1620.—"The harbor at Nangasaque is the best in all Japon, wheare there may be 1000 seale of shipps ride landlockt, and the greatest shipps or carickes in the world ... ride before the towne within a cable's length of the shore in 7 or 8 fathom water at least."—Cocks, Letter to Batavia, ii. 313.
c. 1620.—"Il faut attendre là des Pilotes du lieu, que les Gouverneurs de Bombaim et de Marsagão ont soin d'envoyer tout à l'heure, pour conduire le Vaisseau à Turumba [i.e. Trombay] où les Caraques ont coustume d'hyverner."—Routier ... des Indes Or., by Aleixo da Motta, in Thevenot.
c. 1635.—
"The bigger Whale, like some huge carrack lay
Which wanted Sea room for her foes to play...."
Waller, Battle of the Summer Islands.
1653.—"... pour moy il me vouloit loger en son Palais, et que si i'auois la volonté de retourner a Lisbone par mer, il me feroit embarquer sur les premieres Karaques...."—De la Boullaye-le-Gouz, ed. 1657, p. 213.
1660.—"And further, That every Merchant Denizen who shall hereafter ship any Goods or Merchandize in any Carrack or Galley shall pay to your Majesty all manner of Customs, and all the Subsidies aforesaid, as any Alien born out of the Realm."—Act 12 Car.
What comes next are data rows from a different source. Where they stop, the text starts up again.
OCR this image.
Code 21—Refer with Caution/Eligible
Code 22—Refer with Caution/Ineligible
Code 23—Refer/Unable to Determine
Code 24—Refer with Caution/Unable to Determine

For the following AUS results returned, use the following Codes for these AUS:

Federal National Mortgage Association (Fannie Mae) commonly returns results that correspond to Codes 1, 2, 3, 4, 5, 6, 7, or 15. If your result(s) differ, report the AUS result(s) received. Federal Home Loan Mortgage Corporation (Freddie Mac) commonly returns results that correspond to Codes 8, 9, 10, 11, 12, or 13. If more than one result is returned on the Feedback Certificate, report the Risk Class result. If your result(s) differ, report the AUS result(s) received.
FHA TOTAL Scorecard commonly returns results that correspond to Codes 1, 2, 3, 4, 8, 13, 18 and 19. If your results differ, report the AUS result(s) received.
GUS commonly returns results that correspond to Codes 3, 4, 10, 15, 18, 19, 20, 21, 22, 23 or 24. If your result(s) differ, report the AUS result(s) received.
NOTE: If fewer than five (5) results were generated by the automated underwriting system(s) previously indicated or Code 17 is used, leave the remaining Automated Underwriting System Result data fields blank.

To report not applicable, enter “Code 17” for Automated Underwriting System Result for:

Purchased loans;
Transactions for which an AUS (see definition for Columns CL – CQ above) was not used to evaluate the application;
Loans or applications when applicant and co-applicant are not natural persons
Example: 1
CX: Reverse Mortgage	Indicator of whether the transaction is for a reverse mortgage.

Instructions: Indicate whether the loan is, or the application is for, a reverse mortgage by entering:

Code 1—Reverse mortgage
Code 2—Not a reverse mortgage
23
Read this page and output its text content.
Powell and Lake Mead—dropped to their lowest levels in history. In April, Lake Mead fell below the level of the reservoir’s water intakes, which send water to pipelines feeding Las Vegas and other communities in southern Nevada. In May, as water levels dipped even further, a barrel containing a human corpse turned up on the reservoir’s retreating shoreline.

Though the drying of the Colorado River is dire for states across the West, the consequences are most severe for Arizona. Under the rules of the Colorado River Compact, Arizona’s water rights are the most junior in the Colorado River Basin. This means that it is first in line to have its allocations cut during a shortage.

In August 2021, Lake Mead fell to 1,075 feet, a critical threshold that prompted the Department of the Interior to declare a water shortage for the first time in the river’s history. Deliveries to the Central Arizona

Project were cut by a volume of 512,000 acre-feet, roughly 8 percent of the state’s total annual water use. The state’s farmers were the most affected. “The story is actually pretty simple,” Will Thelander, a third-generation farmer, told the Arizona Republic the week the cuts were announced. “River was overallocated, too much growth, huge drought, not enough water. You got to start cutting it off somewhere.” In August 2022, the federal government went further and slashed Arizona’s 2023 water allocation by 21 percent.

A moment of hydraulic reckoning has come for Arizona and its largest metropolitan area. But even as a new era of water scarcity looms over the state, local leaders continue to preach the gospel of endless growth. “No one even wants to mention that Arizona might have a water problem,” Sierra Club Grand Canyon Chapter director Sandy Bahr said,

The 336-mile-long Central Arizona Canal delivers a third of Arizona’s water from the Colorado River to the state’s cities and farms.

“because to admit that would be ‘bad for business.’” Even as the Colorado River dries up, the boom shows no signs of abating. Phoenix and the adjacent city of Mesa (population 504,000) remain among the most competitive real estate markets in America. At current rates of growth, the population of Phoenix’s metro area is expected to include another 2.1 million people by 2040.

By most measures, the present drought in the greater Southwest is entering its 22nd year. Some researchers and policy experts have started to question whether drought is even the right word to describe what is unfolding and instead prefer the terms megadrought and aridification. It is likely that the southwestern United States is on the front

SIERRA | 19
II. cap. iv. s. iv. (Tonnage and Poundage).
c. 1680.—"To this City of the floating ... which foreigners, with a little variation from carroços, call carracas."—Vieira, quoted by Bluteau.
1684.—"... there was a Carack of Portugal cast away upon the Reef having on board at that Time 4,000,000 of Guilders in Gold ... a present from the King of Siam to the King of Portugal."—Cowley, 32, in Dampier's Voyages, iv.